1. Andacht 25. November 2022
Ein Funke kaum zu seh'n,

Gestaltet vom Team Arbeitskreis Ökumenischer Kirchenladen e.V.
Vorspiel Posaunenchor
U: Herzlich willkommen zur ersten Krippenandacht im Advent 2022!
Gestaltet vom Team des Ökumenischen Kirchenladens.
In diesem Jahr sind die Krippenandachten auch Ökumenische Friedensgebete. Diese Friedensgebete haben seit Beginn des Ukrainekrieges an jedem Freitag um 18 Uhr in der Lutherkirche stattgefunden. Von heute an bis zum 6. Januar werden wir sie hier an der Krippe fortführen, um Frieden bitten und für Frieden beten. Seit 9 Monaten ist Krieg in der Ukraine und mit der Winterkälte wird er für viele Menschen leidvoller, grausamer werden.

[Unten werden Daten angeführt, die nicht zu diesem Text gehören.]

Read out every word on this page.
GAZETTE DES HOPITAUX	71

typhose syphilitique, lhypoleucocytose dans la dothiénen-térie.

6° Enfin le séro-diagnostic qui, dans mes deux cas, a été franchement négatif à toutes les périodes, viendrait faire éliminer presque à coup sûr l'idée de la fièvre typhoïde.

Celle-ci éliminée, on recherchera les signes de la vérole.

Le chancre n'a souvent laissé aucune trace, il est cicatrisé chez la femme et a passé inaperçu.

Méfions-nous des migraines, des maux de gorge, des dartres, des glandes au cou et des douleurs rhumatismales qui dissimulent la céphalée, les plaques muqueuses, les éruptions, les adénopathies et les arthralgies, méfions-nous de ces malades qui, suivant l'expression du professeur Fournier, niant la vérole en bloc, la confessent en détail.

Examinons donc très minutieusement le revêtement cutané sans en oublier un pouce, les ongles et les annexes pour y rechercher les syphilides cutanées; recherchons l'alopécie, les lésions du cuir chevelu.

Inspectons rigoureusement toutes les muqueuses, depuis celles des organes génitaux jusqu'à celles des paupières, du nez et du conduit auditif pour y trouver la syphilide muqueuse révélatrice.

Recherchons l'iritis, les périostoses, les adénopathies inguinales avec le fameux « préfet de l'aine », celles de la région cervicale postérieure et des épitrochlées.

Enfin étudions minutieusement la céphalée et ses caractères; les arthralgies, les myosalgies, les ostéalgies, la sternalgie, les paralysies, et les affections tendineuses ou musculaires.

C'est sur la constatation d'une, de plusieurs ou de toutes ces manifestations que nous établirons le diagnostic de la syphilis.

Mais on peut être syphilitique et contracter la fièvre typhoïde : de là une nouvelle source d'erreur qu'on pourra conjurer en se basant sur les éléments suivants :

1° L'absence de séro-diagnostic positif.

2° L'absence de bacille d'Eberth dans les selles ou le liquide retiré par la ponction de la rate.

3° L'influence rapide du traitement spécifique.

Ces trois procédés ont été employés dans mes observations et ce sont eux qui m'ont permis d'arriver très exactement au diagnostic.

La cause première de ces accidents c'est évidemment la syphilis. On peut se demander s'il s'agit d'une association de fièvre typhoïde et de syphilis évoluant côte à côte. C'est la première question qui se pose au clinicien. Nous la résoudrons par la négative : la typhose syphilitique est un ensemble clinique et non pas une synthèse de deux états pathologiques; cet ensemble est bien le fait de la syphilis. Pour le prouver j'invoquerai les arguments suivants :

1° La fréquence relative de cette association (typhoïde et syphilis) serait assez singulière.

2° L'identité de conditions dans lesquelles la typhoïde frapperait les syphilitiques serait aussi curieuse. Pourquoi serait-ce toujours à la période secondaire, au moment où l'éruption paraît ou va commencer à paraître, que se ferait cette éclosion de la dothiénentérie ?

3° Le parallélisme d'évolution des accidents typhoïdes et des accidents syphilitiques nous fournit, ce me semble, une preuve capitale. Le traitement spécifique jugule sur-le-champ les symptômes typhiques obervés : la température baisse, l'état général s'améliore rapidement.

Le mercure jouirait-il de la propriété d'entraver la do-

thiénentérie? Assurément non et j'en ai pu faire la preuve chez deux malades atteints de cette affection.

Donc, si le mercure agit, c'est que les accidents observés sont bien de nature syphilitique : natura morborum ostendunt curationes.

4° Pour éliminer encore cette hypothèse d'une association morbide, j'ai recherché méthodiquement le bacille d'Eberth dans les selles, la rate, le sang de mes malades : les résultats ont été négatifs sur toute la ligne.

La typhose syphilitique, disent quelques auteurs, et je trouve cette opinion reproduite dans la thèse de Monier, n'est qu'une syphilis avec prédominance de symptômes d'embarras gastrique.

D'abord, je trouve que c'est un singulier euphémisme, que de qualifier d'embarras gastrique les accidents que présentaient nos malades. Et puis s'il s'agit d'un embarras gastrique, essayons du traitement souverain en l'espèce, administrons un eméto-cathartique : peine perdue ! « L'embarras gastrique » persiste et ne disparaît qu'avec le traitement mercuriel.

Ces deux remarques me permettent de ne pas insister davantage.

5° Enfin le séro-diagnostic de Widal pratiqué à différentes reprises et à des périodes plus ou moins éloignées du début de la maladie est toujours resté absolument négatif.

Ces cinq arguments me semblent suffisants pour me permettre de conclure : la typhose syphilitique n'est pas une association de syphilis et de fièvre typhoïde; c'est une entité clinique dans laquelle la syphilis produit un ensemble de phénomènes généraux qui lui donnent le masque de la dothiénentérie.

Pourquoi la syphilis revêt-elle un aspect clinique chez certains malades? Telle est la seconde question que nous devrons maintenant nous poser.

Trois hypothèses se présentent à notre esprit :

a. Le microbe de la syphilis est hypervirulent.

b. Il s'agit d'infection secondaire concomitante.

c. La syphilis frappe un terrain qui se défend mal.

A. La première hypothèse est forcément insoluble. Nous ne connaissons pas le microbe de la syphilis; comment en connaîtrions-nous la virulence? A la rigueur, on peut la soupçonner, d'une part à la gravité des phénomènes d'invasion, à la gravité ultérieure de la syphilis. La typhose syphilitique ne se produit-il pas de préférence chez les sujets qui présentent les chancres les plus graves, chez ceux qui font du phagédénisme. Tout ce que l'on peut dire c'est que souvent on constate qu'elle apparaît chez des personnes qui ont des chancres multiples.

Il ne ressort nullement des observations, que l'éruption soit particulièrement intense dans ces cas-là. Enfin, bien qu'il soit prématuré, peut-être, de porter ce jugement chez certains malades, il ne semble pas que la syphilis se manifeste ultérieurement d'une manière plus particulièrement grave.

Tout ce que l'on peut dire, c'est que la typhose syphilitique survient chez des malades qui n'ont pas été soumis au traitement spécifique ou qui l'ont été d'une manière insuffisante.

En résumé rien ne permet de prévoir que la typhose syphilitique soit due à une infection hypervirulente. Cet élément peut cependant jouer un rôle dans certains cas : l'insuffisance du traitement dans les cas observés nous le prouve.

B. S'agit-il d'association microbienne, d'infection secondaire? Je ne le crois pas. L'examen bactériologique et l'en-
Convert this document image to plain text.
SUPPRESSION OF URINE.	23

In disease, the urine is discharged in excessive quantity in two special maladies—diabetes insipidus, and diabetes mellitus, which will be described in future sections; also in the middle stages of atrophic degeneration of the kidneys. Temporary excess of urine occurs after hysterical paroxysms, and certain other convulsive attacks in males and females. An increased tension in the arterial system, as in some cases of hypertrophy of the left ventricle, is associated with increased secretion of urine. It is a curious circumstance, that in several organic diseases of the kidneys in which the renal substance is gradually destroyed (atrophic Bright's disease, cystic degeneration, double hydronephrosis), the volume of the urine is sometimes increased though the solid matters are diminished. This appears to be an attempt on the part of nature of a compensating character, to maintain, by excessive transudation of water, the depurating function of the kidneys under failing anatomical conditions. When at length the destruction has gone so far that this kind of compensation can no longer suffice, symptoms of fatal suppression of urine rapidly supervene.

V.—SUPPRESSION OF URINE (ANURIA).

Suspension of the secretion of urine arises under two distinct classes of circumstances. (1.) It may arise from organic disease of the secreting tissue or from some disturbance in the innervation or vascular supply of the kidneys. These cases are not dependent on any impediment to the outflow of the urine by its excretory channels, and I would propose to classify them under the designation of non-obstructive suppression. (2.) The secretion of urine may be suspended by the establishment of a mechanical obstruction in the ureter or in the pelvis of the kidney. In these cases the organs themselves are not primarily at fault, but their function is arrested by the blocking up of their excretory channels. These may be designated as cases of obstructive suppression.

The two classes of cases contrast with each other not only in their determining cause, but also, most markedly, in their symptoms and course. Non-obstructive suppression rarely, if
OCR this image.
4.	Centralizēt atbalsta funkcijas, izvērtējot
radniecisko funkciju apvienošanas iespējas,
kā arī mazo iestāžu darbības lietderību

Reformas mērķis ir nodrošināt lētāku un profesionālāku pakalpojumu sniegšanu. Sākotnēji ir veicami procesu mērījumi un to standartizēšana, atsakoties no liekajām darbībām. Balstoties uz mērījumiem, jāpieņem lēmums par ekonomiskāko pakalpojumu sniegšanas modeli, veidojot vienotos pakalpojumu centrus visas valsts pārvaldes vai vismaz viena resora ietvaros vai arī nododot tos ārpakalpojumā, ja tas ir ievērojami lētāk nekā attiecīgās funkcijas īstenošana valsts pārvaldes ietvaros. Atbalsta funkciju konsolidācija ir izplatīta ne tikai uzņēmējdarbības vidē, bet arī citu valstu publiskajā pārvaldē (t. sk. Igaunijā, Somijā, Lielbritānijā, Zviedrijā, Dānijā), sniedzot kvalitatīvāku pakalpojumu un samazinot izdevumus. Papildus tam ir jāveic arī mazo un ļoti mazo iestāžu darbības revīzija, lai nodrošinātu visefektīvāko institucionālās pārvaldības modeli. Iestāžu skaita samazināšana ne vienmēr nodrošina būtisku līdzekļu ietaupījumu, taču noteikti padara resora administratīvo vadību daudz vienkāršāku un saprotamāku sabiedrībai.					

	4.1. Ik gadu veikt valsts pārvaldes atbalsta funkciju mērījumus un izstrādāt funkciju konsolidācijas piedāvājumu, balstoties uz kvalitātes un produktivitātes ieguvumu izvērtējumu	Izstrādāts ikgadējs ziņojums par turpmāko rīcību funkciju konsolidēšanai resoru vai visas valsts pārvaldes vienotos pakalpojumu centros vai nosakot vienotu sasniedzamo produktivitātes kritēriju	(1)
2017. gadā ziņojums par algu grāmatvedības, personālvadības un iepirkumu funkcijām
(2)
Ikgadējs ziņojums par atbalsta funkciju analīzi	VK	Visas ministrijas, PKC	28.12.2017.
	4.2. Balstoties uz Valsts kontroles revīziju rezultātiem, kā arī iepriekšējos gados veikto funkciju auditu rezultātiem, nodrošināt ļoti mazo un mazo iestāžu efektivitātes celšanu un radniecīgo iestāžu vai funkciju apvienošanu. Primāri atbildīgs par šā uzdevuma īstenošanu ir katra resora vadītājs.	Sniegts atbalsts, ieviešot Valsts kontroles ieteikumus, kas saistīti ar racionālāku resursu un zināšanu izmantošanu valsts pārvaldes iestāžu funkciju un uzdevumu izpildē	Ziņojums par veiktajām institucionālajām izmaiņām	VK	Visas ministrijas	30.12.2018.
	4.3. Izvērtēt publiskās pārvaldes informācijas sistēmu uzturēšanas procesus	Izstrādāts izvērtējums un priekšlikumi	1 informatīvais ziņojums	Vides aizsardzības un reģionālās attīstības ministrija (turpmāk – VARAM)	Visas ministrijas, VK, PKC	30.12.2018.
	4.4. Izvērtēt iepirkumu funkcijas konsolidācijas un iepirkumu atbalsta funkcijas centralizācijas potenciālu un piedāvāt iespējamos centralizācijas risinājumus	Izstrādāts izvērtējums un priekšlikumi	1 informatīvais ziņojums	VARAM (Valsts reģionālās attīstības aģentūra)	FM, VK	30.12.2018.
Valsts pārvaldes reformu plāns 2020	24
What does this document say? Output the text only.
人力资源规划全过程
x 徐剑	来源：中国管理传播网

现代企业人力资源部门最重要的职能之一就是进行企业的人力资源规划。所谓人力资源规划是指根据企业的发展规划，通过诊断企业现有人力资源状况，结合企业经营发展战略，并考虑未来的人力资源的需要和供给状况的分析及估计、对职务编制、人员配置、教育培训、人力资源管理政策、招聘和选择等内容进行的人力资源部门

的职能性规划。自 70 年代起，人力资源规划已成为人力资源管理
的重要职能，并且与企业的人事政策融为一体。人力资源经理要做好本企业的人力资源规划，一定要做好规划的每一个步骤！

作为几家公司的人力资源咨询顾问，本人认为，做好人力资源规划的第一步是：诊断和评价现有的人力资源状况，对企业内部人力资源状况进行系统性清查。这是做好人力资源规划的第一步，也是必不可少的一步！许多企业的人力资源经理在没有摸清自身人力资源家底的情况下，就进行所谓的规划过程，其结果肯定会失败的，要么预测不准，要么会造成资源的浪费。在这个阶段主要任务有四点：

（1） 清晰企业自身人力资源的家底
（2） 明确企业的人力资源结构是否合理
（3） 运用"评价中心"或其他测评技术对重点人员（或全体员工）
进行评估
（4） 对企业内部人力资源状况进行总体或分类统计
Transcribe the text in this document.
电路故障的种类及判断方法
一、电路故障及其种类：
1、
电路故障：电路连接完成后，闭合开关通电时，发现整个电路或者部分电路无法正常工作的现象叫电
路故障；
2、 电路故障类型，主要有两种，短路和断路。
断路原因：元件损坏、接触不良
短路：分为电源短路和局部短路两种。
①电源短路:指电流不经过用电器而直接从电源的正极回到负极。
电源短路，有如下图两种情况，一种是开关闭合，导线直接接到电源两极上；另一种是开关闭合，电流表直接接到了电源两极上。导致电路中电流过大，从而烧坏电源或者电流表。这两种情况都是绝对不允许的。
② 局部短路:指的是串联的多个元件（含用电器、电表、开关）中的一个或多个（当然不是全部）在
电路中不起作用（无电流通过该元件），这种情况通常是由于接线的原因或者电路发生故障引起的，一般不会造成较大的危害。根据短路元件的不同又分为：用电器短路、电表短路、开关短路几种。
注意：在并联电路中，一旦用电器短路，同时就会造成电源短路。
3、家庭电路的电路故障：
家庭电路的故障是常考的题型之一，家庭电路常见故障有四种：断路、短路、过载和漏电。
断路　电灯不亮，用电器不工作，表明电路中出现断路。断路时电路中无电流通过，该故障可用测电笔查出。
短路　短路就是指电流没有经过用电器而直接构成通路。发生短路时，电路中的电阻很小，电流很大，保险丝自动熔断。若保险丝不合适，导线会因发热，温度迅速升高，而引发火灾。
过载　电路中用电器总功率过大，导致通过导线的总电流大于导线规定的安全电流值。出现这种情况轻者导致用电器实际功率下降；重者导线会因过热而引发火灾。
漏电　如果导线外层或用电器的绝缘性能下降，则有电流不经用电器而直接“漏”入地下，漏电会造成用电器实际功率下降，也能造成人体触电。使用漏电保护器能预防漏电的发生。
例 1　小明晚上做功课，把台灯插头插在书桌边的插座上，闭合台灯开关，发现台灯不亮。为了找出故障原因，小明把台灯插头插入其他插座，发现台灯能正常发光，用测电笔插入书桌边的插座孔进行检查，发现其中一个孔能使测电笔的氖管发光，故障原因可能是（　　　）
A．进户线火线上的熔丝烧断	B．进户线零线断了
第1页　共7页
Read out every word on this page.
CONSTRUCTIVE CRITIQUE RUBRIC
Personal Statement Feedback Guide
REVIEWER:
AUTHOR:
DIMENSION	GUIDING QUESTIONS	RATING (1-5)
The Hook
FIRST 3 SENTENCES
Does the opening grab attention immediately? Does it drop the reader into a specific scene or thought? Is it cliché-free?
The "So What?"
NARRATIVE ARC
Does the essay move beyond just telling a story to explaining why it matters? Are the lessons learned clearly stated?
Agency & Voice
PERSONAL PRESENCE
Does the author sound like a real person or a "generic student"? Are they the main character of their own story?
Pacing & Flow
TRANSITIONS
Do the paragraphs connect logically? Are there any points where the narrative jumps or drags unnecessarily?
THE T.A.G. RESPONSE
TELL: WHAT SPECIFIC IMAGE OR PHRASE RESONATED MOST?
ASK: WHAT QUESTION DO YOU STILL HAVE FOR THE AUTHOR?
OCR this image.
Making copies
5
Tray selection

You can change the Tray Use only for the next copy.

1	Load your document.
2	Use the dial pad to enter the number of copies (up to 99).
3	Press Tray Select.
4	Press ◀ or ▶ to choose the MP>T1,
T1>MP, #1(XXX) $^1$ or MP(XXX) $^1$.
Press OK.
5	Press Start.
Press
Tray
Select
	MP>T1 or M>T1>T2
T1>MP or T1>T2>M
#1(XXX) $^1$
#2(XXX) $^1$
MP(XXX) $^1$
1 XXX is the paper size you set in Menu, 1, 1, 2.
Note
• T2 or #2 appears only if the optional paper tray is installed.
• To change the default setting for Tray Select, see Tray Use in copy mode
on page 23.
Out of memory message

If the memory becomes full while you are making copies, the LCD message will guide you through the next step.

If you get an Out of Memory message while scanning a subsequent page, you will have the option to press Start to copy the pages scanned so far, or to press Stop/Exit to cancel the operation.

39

Gegen diesen und gegen jeden Krieg singen wir das Lied „Friedenskind“.
Frieden - Wer braucht ihn mehr – als ein Kind? Wer mahnt mehr zum Frieden – als ein Kind? Wer stiftet mehr Frieden - als ein Kind?
Lied: Friedenskind
A: Das Motto der Krippenandachten in diesem Jahr lautet „An der Krippe entfacht“. Schon im Vorfeld dieses Advents hat die Krippe etwas entfacht: die lebhafte öffentliche und private Diskussion um eine „Königin“, die in diesem Jahr erstmals mit ihren beiden Begleitern auf dem Weg zur Harzburger Krippe ist.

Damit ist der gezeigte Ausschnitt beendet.